FIGURES show 2019 was the worst 12 months on record for UK retailers, and now John Lewis is warning staff that a poor festive period means bonuses are in doubt. What now for the embattled high street?

What do the figures show?

Overall annual sales have dipped for the first time since records began in 1995, according to data from the British Retail Consortium (BRC). Total sales fell 0.1%, while sales in December, in what should be a busy pre-Christmas spell, were down 0.9%.

The BRC figures do not include Amazon, which accounts for around 20% of online sales, but the BRC say they still give an "accurate picture" of the state of retail.

Brexit’s to blame?

Political uncertainty caused by Brexit and the staging of the general election in December have been blamed for the dip, but analysts point out that the high street is deep in the process of forced adaptation to changing consumer behaviour.

It’s unrecognisable?

Becoming so. In the last decade, figures from the Royal Society for the encouragement of Arts, Manufactures and Commerce show that 300,000 high street jobs were lost and big brands that were once giants have gone.

Bad start to 2020?

This week alone, Mothercare and Links of London will disappear from UK high streets for good as 94 stores close their doors, resulting in 3,150 job losses, after both companies collapsed into administration before Christmas.

And Debenhams has announced 19 store closures this month, resulting in 600 job losses.

John Lewis?

The retail group has warned that annual partnership profits are likely to be "substantially down" and the board will meet in February to decide if the bonus ought to be paid. It has been handed to staff since 1953 and in the best years, has been the equivalent of a few months’ pay, but last year, was the lowest ever.

Marks and Spencer?

It has also reported a "disappointing" festive period. Food revenue grew 1.5% to £1.7 billion in the last quarter, but sales in clothing and home fell 2.7% to £1.1 billion.

In October, M&S admitted that a turnaround in its clothing and home business was already 18 months behind schedule.

Consumer confidence?

Barclaycard research suggests that after the general election, four in 10 consumers said they were feeling “upbeat" - up 10% points on November and the highest level throughout 2019, but the optimism "hasn't yet translated into high street sales”.

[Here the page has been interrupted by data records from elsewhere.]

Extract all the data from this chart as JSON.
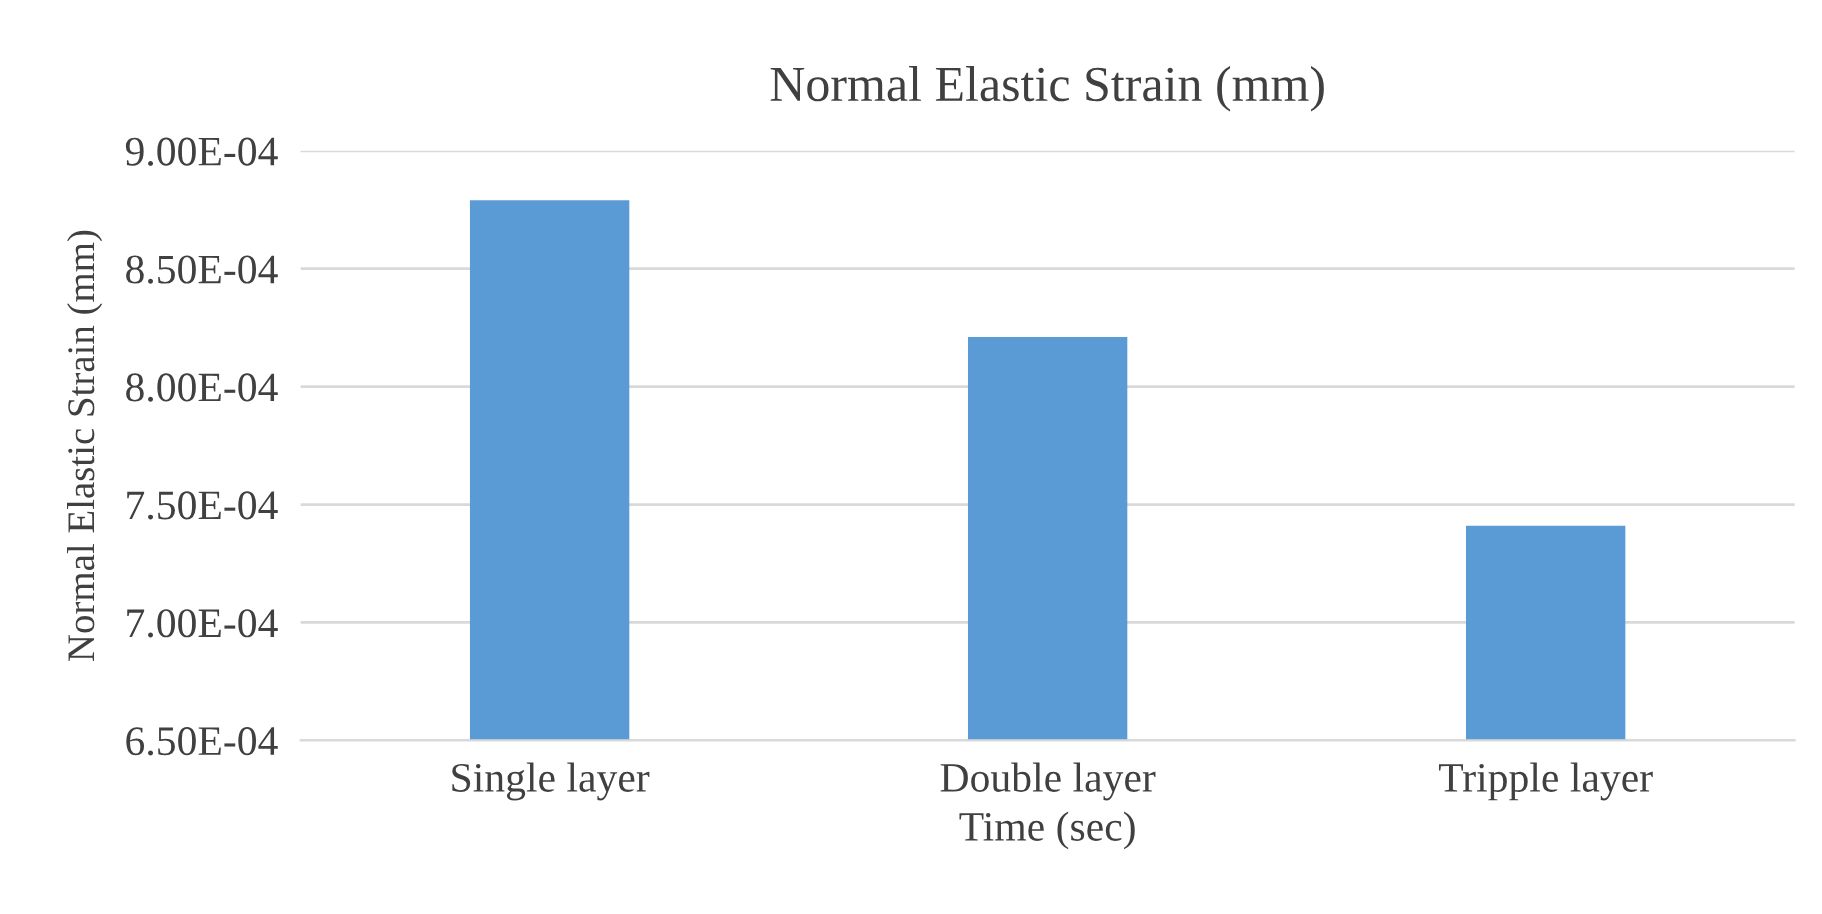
{
  "chart_data": {
    "type": "bar",
    "title": "Normal Elastic Strain (mm)",
    "xlabel": "Time (sec)",
    "ylabel": "Normal Elastic Strain (mm)",
    "categories": [
      "Single layer",
      "Double layer",
      "Tripple layer"
    ],
    "values": [
      0.000879,
      0.000821,
      0.000741
    ],
    "color": "#5b9bd5",
    "ylim": [
      0.00065,
      0.0009
    ],
    "yticks": [
      {
        "value": 0.00065,
        "label": "6.50E-04"
      },
      {
        "value": 0.0007,
        "label": "7.00E-04"
      },
      {
        "value": 0.00075,
        "label": "7.50E-04"
      },
      {
        "value": 0.0008,
        "label": "8.00E-04"
      },
      {
        "value": 0.00085,
        "label": "8.50E-04"
      },
      {
        "value": 0.0009,
        "label": "9.00E-04"
      }
    ],
    "grid": "y",
    "legend": false
  }
}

It’s not all doom and gloom?

The leisure industry is faring well. Cinema sales rose by 19%, thanks to Star Wars and Frozen 2, while spending in pubs and on takeaways was up 11.7% and 12.5% respectively over the festive period, according to Barclaycard.

And some stores have figured it out?

Joules is bucking the trend, saying in December that its performance for the previous six months had been "robust", confirming it was opening four new high street stores and crediting a "disciplined" promotional approach and strong online growth for its success.